GDI 2026 - Taipei
Rebranding Tamsui to Strangers
This year, we continue to explore the theme of “strangeness,” relocating it to the old riverside town of Tamsui in New Taipei City — a perplexing site that the French philosopher Michel Foucault might have described as a “heterotopia.”
Through this setting, we aim to extend our previous trinity framework of place, identity, and object into a more dynamic and enigmatic real-world context for experimentation and reflection. Tamsui, a small coastal district on the western edge of Taipei, conceals within its narrow streets the genetic code of the city’s origins. It compresses centuries of Taiwanese history into a living cultural anatomy, where layers of material traces — colonial architecture, missionary legacies, riverside markets, and everyday objects — coexist vividly in the present. The town carries an unmistakable sense of both the old and the foreign, yet it is also what we might call an “archaeology of now” — a place where culture confusion in Taiwan first took root, waiting to be rediscovered through your own interpretations and expressions.

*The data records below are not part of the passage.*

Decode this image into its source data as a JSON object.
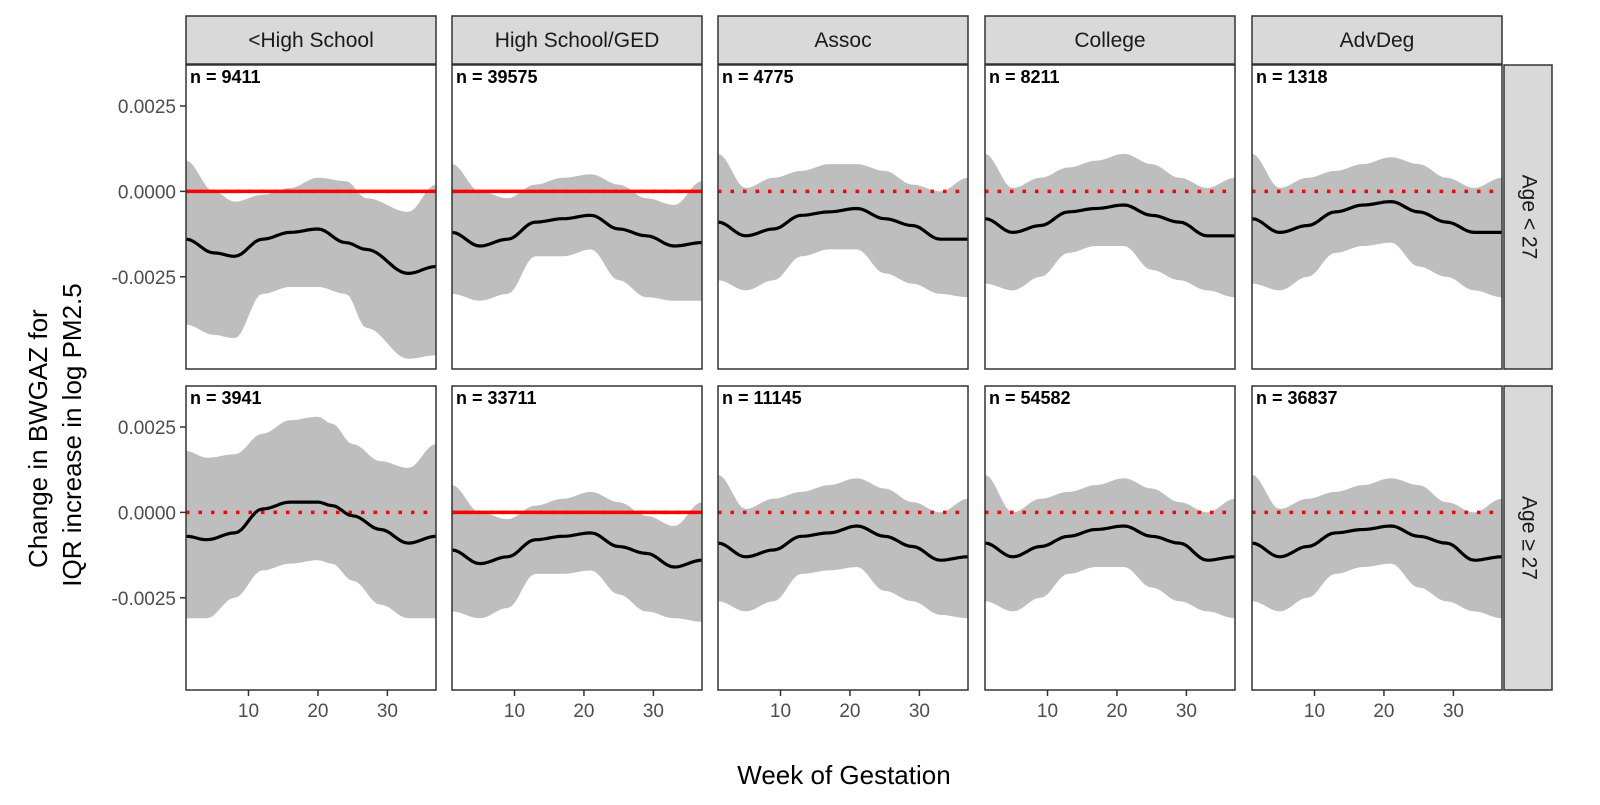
{
  "chart_data": {
    "type": "line",
    "xlabel": "Week of Gestation",
    "ylabel_lines": [
      "Change in BWGAZ for",
      "IQR increase in log PM2.5"
    ],
    "xlim": [
      1,
      37
    ],
    "ylim": [
      -0.0052,
      0.0037
    ],
    "x_ticks": [
      10,
      20,
      30
    ],
    "y_ticks": [
      0.0025,
      0.0,
      -0.0025
    ],
    "y_tick_labels": [
      "0.0025",
      "0.0000",
      "-0.0025"
    ],
    "x_tick_labels": [
      "10",
      "20",
      "30"
    ],
    "columns": [
      "<High School",
      "High School/GED",
      "Assoc",
      "College",
      "AdvDeg"
    ],
    "rows": [
      "Age < 27",
      "Age ≥ 27"
    ],
    "reference_line": {
      "y": 0,
      "color": "#ff0000"
    },
    "colors": {
      "line": "#000000",
      "band": "#bebebe",
      "reference": "#ff0000",
      "strip_fill": "#d9d9d9",
      "panel_border": "#333333"
    },
    "panels": [
      {
        "row": 0,
        "col": 0,
        "label": "n = 9411",
        "sig": [
          [
            1,
            37
          ]
        ],
        "x": [
          1,
          5,
          8,
          12,
          16,
          20,
          24,
          27,
          33,
          37
        ],
        "y": [
          -0.0014,
          -0.0018,
          -0.0019,
          -0.0014,
          -0.0012,
          -0.0011,
          -0.0015,
          -0.0017,
          -0.0024,
          -0.0022
        ],
        "lower": [
          -0.0039,
          -0.0042,
          -0.0043,
          -0.003,
          -0.0028,
          -0.0028,
          -0.003,
          -0.004,
          -0.0049,
          -0.0048
        ],
        "upper": [
          0.0009,
          0.0,
          -0.0003,
          -0.0001,
          0.0001,
          0.0004,
          0.0003,
          -0.0002,
          -0.0006,
          0.0002
        ]
      },
      {
        "row": 0,
        "col": 1,
        "label": "n = 39575",
        "sig": [
          [
            1,
            37
          ]
        ],
        "x": [
          1,
          5,
          9,
          13,
          17,
          21,
          25,
          29,
          33,
          37
        ],
        "y": [
          -0.0012,
          -0.0016,
          -0.0014,
          -0.0009,
          -0.0008,
          -0.0007,
          -0.0011,
          -0.0013,
          -0.0016,
          -0.0015
        ],
        "lower": [
          -0.003,
          -0.0032,
          -0.003,
          -0.0019,
          -0.0019,
          -0.0017,
          -0.0026,
          -0.0031,
          -0.0032,
          -0.0032
        ],
        "upper": [
          0.0008,
          0.0,
          -0.0002,
          0.0002,
          0.0004,
          0.0005,
          0.0002,
          -0.0002,
          -0.0004,
          0.0003
        ]
      },
      {
        "row": 0,
        "col": 2,
        "label": "n = 4775",
        "sig": [],
        "x": [
          1,
          5,
          9,
          13,
          17,
          21,
          25,
          29,
          33,
          37
        ],
        "y": [
          -0.0009,
          -0.0013,
          -0.0011,
          -0.0007,
          -0.0006,
          -0.0005,
          -0.0008,
          -0.001,
          -0.0014,
          -0.0014
        ],
        "lower": [
          -0.0026,
          -0.0029,
          -0.0026,
          -0.0019,
          -0.0017,
          -0.0017,
          -0.0024,
          -0.0027,
          -0.003,
          -0.0031
        ],
        "upper": [
          0.0011,
          0.0001,
          0.0004,
          0.0006,
          0.0008,
          0.0008,
          0.0006,
          0.0002,
          0.0,
          0.0004
        ]
      },
      {
        "row": 0,
        "col": 3,
        "label": "n = 8211",
        "sig": [],
        "x": [
          1,
          5,
          9,
          13,
          17,
          21,
          25,
          29,
          33,
          37
        ],
        "y": [
          -0.0008,
          -0.0012,
          -0.001,
          -0.0006,
          -0.0005,
          -0.0004,
          -0.0007,
          -0.0009,
          -0.0013,
          -0.0013
        ],
        "lower": [
          -0.0027,
          -0.0029,
          -0.0025,
          -0.0018,
          -0.0016,
          -0.0016,
          -0.0023,
          -0.0026,
          -0.0029,
          -0.0031
        ],
        "upper": [
          0.0011,
          0.0001,
          0.0004,
          0.0007,
          0.0009,
          0.0011,
          0.0008,
          0.0004,
          0.0001,
          0.0004
        ]
      },
      {
        "row": 0,
        "col": 4,
        "label": "n = 1318",
        "sig": [],
        "x": [
          1,
          5,
          9,
          13,
          17,
          21,
          25,
          29,
          33,
          37
        ],
        "y": [
          -0.0008,
          -0.0012,
          -0.001,
          -0.0006,
          -0.0004,
          -0.0003,
          -0.0006,
          -0.0009,
          -0.0012,
          -0.0012
        ],
        "lower": [
          -0.0027,
          -0.0029,
          -0.0025,
          -0.0018,
          -0.0016,
          -0.0015,
          -0.0022,
          -0.0025,
          -0.0029,
          -0.0031
        ],
        "upper": [
          0.0011,
          0.0001,
          0.0004,
          0.0006,
          0.0008,
          0.001,
          0.0008,
          0.0004,
          0.0001,
          0.0004
        ]
      },
      {
        "row": 1,
        "col": 0,
        "label": "n = 3941",
        "sig": [],
        "x": [
          1,
          4,
          8,
          12,
          16,
          20,
          22,
          25,
          29,
          33,
          37
        ],
        "y": [
          -0.0007,
          -0.0008,
          -0.0006,
          0.0001,
          0.0003,
          0.0003,
          0.0002,
          -0.0001,
          -0.0005,
          -0.0009,
          -0.0007
        ],
        "lower": [
          -0.0031,
          -0.0031,
          -0.0025,
          -0.0017,
          -0.0015,
          -0.0014,
          -0.0015,
          -0.002,
          -0.0027,
          -0.0031,
          -0.0031
        ],
        "upper": [
          0.0018,
          0.0016,
          0.0017,
          0.0023,
          0.0027,
          0.0028,
          0.0026,
          0.002,
          0.0015,
          0.0013,
          0.002
        ]
      },
      {
        "row": 1,
        "col": 1,
        "label": "n = 33711",
        "sig": [
          [
            1,
            37
          ]
        ],
        "x": [
          1,
          5,
          9,
          13,
          17,
          21,
          25,
          29,
          33,
          37
        ],
        "y": [
          -0.0011,
          -0.0015,
          -0.0013,
          -0.0008,
          -0.0007,
          -0.0006,
          -0.001,
          -0.0012,
          -0.0016,
          -0.0014
        ],
        "lower": [
          -0.0029,
          -0.0031,
          -0.0028,
          -0.0018,
          -0.0018,
          -0.0017,
          -0.0024,
          -0.0029,
          -0.0031,
          -0.0032
        ],
        "upper": [
          0.0008,
          0.0,
          -0.0002,
          0.0002,
          0.0004,
          0.0006,
          0.0003,
          -0.0001,
          -0.0004,
          0.0003
        ]
      },
      {
        "row": 1,
        "col": 2,
        "label": "n = 11145",
        "sig": [],
        "x": [
          1,
          5,
          9,
          13,
          17,
          21,
          25,
          29,
          33,
          37
        ],
        "y": [
          -0.0009,
          -0.0013,
          -0.0011,
          -0.0007,
          -0.0006,
          -0.0004,
          -0.0007,
          -0.001,
          -0.0014,
          -0.0013
        ],
        "lower": [
          -0.0026,
          -0.0029,
          -0.0026,
          -0.0018,
          -0.0017,
          -0.0016,
          -0.0023,
          -0.0026,
          -0.003,
          -0.0031
        ],
        "upper": [
          0.0011,
          0.0001,
          0.0004,
          0.0006,
          0.0008,
          0.001,
          0.0007,
          0.0003,
          0.0,
          0.0004
        ]
      },
      {
        "row": 1,
        "col": 3,
        "label": "n = 54582",
        "sig": [],
        "x": [
          1,
          5,
          9,
          13,
          17,
          21,
          25,
          29,
          33,
          37
        ],
        "y": [
          -0.0009,
          -0.0013,
          -0.001,
          -0.0007,
          -0.0005,
          -0.0004,
          -0.0007,
          -0.0009,
          -0.0014,
          -0.0013
        ],
        "lower": [
          -0.0026,
          -0.0029,
          -0.0025,
          -0.0018,
          -0.0016,
          -0.0016,
          -0.0022,
          -0.0026,
          -0.0029,
          -0.0031
        ],
        "upper": [
          0.0011,
          0.0,
          0.0004,
          0.0006,
          0.0008,
          0.001,
          0.0007,
          0.0003,
          0.0,
          0.0004
        ]
      },
      {
        "row": 1,
        "col": 4,
        "label": "n = 36837",
        "sig": [],
        "x": [
          1,
          5,
          9,
          13,
          17,
          21,
          25,
          29,
          33,
          37
        ],
        "y": [
          -0.0009,
          -0.0013,
          -0.001,
          -0.0006,
          -0.0005,
          -0.0004,
          -0.0007,
          -0.0009,
          -0.0014,
          -0.0013
        ],
        "lower": [
          -0.0026,
          -0.0029,
          -0.0025,
          -0.0018,
          -0.0016,
          -0.0015,
          -0.0022,
          -0.0026,
          -0.0029,
          -0.0031
        ],
        "upper": [
          0.0011,
          0.0001,
          0.0004,
          0.0006,
          0.0008,
          0.001,
          0.0008,
          0.0003,
          0.0,
          0.0004
        ]
      }
    ]
  }
}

This year the project explores urban places and their conviviality, reflecting the role of design in the material and social construction of those urban habitats, focusing on spatiality, temporality interactions, meaning, citizen engagement and social impact. How might we achieve place making through conviviality?
Conviviality in urbanism refers to the process through which inhabitants of a city enhance their control of everyday spaces through self-organized interaction and exchanges. These exchanges range from occupying spaces for conversations and moments of solidarity, to forms of interactive exchanges that could include regular street corner get togethers, spontaneous or weekly markets and temporary shops.